Soprano Maria Callas died in 1977. In the nearly forty-five years since, a plethora of books, videos, movies and articles have been published covering every aspect of the diva’s life. Callas gave her last operatic performance in 1965 but remains a top seller among classical artists.
Clearly, the lady continues to fascinate.
Now comes Prima Donna: The Psychology of Maria Callas by Paul Wink. Wink holds a Ph.D. in personality psychology from the University of California at Berkeley and is currently professor of psychology at Wellesley College.
A book that discusses but does not focus on music—or gossip—is a change in the examinations of Callas’s life. Wink’s book examines the diva’s inner life and the external forces that led to a blazing career in opera, a loud crash and burn…and a sad and lonely finale.
Maria Callas was born in New York in 1923 to Greek immigrants. George and Evangelia (“Litza”) Litza Kalogeropoulos were unhappily married. They were parents of a daughter, Yacinthy and a son Vasily, who died at age three. A year later Anna Maria Sophia was born.
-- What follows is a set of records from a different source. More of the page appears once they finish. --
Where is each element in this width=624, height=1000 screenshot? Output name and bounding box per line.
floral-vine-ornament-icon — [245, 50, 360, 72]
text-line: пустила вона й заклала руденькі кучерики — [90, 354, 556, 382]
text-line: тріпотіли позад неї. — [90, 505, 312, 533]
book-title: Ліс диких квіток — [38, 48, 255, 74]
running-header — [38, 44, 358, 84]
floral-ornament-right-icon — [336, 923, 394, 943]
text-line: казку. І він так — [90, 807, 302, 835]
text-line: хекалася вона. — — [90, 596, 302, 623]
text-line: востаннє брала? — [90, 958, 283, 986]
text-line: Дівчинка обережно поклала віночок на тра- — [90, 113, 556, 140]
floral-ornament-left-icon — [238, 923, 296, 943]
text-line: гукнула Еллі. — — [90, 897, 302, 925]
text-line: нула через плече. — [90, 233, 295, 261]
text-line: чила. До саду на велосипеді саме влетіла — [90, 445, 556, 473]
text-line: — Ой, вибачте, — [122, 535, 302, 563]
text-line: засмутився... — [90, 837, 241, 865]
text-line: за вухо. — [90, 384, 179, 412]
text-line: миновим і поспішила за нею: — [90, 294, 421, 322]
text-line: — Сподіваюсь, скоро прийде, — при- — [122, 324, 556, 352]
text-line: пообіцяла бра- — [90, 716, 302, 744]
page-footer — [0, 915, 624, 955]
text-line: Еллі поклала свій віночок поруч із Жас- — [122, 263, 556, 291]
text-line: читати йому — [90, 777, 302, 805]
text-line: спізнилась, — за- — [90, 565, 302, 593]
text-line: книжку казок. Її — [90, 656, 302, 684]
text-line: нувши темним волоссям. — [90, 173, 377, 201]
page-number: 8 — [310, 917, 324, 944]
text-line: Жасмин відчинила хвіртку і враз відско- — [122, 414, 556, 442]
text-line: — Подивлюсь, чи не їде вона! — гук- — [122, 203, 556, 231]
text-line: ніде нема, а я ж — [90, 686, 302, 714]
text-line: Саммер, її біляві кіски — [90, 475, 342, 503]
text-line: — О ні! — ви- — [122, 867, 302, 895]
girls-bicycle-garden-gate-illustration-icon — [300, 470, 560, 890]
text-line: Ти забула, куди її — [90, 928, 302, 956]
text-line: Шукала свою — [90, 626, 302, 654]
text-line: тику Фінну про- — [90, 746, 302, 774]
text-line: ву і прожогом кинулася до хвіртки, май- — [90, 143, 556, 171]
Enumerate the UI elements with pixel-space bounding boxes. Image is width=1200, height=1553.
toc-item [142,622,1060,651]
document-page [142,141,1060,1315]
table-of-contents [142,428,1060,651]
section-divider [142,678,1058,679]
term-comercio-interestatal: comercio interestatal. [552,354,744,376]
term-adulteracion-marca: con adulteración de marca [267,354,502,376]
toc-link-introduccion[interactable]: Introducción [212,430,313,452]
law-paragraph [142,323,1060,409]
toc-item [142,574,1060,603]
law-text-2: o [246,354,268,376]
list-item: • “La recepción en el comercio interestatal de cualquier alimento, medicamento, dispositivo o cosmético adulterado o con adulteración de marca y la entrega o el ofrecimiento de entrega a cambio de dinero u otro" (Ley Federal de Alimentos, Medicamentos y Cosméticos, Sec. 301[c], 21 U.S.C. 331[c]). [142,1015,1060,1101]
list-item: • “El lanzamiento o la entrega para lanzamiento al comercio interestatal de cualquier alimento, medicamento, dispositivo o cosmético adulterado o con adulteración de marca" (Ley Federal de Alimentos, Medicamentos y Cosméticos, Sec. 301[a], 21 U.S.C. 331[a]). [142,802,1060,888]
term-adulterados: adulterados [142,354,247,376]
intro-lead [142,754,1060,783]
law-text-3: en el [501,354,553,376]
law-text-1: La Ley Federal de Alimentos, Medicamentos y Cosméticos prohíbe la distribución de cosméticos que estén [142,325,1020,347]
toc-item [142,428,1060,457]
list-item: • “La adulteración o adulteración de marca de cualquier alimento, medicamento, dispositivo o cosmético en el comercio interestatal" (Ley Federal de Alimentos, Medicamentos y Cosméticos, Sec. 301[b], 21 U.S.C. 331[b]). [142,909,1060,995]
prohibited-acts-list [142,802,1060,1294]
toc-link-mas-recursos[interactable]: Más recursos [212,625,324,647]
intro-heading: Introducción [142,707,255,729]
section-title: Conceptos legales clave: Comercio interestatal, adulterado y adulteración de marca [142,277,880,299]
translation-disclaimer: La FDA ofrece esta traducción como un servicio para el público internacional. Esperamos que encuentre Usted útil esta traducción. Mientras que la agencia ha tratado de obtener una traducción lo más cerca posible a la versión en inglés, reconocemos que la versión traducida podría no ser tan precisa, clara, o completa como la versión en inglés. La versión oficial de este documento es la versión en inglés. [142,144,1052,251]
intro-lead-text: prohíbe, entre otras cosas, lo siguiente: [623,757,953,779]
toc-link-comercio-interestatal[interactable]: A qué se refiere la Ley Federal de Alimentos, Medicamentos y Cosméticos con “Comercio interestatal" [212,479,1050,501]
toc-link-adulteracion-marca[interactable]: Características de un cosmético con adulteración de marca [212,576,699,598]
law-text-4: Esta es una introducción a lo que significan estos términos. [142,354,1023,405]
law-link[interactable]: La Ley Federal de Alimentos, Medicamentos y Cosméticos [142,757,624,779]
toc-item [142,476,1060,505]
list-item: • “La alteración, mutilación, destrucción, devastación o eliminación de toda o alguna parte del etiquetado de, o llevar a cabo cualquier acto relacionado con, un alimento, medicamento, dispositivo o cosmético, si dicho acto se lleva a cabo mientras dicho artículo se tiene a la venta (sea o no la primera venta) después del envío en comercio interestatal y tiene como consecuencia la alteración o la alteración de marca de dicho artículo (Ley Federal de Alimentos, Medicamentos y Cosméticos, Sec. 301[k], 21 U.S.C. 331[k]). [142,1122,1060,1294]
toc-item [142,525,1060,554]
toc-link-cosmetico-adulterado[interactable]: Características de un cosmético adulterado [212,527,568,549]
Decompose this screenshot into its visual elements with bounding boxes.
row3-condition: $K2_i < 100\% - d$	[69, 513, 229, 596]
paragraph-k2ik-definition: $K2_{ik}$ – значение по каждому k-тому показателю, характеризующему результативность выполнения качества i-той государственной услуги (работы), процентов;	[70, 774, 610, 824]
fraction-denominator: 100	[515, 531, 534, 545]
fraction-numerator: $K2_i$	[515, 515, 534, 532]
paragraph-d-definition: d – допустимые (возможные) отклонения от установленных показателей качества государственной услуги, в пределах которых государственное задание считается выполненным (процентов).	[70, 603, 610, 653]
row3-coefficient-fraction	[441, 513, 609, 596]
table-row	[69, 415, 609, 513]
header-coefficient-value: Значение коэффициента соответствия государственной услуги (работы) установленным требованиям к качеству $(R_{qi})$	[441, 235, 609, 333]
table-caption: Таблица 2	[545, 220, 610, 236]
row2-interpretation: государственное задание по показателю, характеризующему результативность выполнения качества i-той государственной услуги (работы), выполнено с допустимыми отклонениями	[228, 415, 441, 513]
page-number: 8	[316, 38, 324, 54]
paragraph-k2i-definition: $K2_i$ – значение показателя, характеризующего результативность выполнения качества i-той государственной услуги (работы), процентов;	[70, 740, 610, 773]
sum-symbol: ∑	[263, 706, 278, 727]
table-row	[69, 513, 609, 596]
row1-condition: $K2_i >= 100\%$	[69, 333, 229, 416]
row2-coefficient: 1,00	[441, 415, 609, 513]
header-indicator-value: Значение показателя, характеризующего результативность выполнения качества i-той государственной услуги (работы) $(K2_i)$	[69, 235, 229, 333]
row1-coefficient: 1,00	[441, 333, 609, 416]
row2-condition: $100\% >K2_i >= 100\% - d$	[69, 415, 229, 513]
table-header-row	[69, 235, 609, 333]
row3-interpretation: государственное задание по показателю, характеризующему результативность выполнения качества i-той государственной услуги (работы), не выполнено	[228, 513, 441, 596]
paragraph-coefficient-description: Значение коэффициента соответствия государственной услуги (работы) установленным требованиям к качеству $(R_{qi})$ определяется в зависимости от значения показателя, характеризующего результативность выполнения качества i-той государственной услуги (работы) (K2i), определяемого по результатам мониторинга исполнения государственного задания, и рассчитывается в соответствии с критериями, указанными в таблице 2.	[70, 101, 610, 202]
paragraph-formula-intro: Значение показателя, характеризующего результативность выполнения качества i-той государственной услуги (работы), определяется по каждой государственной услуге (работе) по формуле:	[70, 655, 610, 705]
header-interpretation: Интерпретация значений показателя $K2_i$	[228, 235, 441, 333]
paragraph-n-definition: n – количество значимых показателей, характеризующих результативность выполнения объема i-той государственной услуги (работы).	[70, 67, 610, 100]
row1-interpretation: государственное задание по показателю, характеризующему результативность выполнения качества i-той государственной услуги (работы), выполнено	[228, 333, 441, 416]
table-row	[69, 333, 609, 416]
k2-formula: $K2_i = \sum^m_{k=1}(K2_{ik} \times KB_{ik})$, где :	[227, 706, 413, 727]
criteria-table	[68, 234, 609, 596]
Litza was so heartbroken at not bearing a second son that she refused to look at her baby daughter for several days.
The mother-daughter relationship did not improve. Litza took her daughters home to Athens, escaping a philandering husband. Maria studied at the Athens Conservatory, while World War II led to massive starvation. It seems that Litza had no problem encouraging her beautiful daughter Yacinthy to consort with German and Italian occupiers. That, with Maria’s singing entertaining the occupying forces, led to donations of food. Mama Callas, herself an attractive woman, was less a mother than a pimp.
Callas eventually married Giovanni Battista Meneghini. He was nearly thirty years her senior, physically unattractive and wealthy. He financed her career and without question helped transform a fat, unloved young woman with an unwieldy voice into the glamorous Maria Callas.
From 1949-1959 her life was study, rehearsal, performances, wild applause mixed with abuse from audiences, and work. Maria thrived. Her ego needed the applause and her psyche reveled in the controversy (and often anger) her singing engendered. She burned out. By 1959, her voice was a shadow of its former self. She managed to continue singing, on a vastly limited scale, until 1965.
Dr. Wink discusses the Callas career through the context of eating disorders, narcissism, modeling, the nature of love, periods of attachment, and a fierce hatred of her own mother. The two women never met after 1950, though Callas lived another twenty-seven years. Litza died in 1984.
Wink discusses “Maria’s tendency to associate being a woman with weakness and the need for protection.” This made her ripe to embrace the elderly—and rich—Meneghini, then turn to the older and far wealthier Aristotle Onassis. “Callas (had a) fatalism and anger in living in an unjust world. In her view, she was always the victim. “
You don’t get over the feeling of exploitation by a mother who was little more than a collaborator in World War II Athens.
Wink continues “A the height of her career, Maria did not need a strong source of vitality and well-being from an intimate relationship—most of her narcissistic needs were being met by adoring opera fans. But things changed radically when she met Onassis. He not only captured her imagination and fulfilled her sexually, thus strengthening their bond and their merged unity, but he also filled the void caused by her diminished number of opera performances by a mirroring that was no longer accessible.”
Callas was a fat unloved girl who became beautiful. She had a voice willed into shape by her own hard work and Meneghini’s emotional and financial support. There was the lifeline of a sexually fulfilling relationship with another man—vastly wealthy—when her voice was gone. When Onassis abandoned Callas to marry Jacqueline Kennedy, Maria found herself with no voice, no career and no relationship. “I really had only one thing against Onassis,” Callas noted. “It was impossible for me to come to terms his insatiable desire for conquering everything.”
Is she describing herself?
Mary Garden (1874-1964) was a world-class soprano who Debussy chose to create the role of Melisande. She was no slouch herself in the diva department. At age eighty Garden heard Callas sing Norma in Chicago. “She’s magnificent,” said the older lady. “Brilliant. But she does everything by guts and instinct. That’s very dangerous. She’ll never last.”